Een nieuw pensioenstelsel

Afgelopen zondag presenteerden de JOVD, de Jonge Socialisten en de Jonge Democraten een nieuw pensioenstelsel. De politieke jongerenorganisaties stellen hiermee een einde te willen maken aan de generatiestrijd binnen het huidige stelsel. Het voorgestelde stelsel is nogal anders dan het huidige stelsel. Daarmee is het een welkome aanvulling op de discussie over de Nederlandse pensioenen.

Het voorgestelde pensioenstelsel
Het voorstel bestaat uit enkele elementen: individuele pensioenrekeningen, een algemene spaarplicht, vrijheid voor deelnemers om zelf een pensioenuitvoerder te kiezen, vrijheid (binnen zekere grenzen) om te bepalen wanneer het pensioen ingaat en vrijheid (binnen zekere grenzen) om extra pensioen te sparen, beperking van het aantal pensioenfondsen en een leeftijdsgedifferentieerde beleggingsstrategie. De overheid ziet er in het voorstel op toe dat fondsen hun gelden beleggen binnen door de overheid voorgeschreven marges, dat fondsen hun deelnemers goed informeren en dat enkel fondsen toetreden die aan bepaalde kwaliteitseisen voldoen. Hieronder bespreek ik enkele van deze elementen, gerangschikt naar waardering.

++
Het voorstel schept helderheid over individuele eigendomsrechten. In een stelsel met individuele pensioenrekeningen weet elke deelnemer voortdurend hoeveel pensioen hij of zij in de huidige omstandigheden kan verwachten. Hiermee verschilt het met het huidige stelsel dat deelnemers in onzekerheid laat over de te verwachten toekomstige pensioenuitkering.

+
De voorgestelde algemene spaarplicht heft de asymmetrische behandeling van werknemers in loondienst en zelfstandigen op. Het huidige stelsel ziet immers zelfstandigen anders dan werknemers in loondienst als mensen die zeer wel in staat zijn hun financiële planning zelf te organiseren en voor wie een verplichting enkel een last vormt; een karakterisering die weinig realistisch is. De inclusie van zelfstandigen in de pensioenvoorziening is bovendien goed voor de onderlinge solidariteit.

+/-
De introductie van vrijheid voor deelnemers om zelf een pensioenuitvoerder te kiezen kan de concurrentie tussen pensioenfondsen bevorderen en het aantal fondsen verminderen. Hierdoor kan op uitvoeringskosten worden bespaard. Maar concurrentie drijft ook de kosten op. Elk fonds zal zich immers willen onderscheiden van andere fondsen en daarvoor marketingkosten maken. Wat er per saldo met de kosten gebeurt, is a priori niet duidelijk.

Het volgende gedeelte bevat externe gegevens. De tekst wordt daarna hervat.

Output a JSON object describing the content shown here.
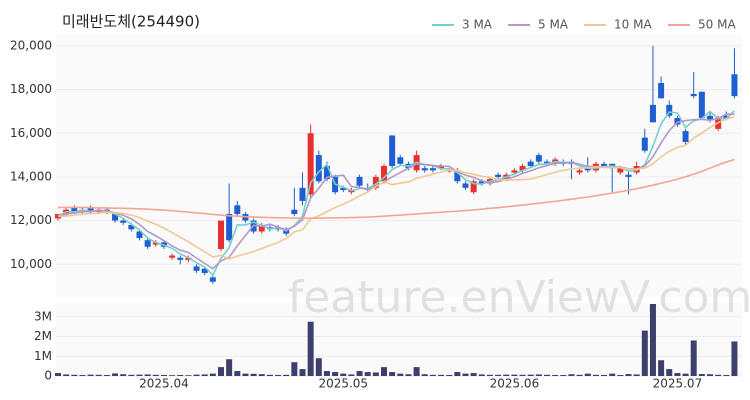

Het voorstel benadrukt dat het de pensioendeelnemer meer vrijheden gunt dan het huidige stelsel. Dat valt bij nader inzien wel mee. Deelname aan de pensioenvoorziening blijft verplicht. Sterker nog, de reikwijdte van de verplichtstelling wordt groter als deze naar zelfstandigen wordt uitgebreid. Er komt vrijheid om zelf een pensioenuitvoerder te kiezen. Maar het beleggingsbeleid van de fondsen moet zich bewegen binnen door de overheid vastgestelde marges. In plaats van individuele deelnemers de vrijheid te gunnen te kiezen tussen fondsen met laag en hoog risicoprofiel lijkt iedereen in een keurslijf te worden gedrongen dat door de overheid wordt bepaald.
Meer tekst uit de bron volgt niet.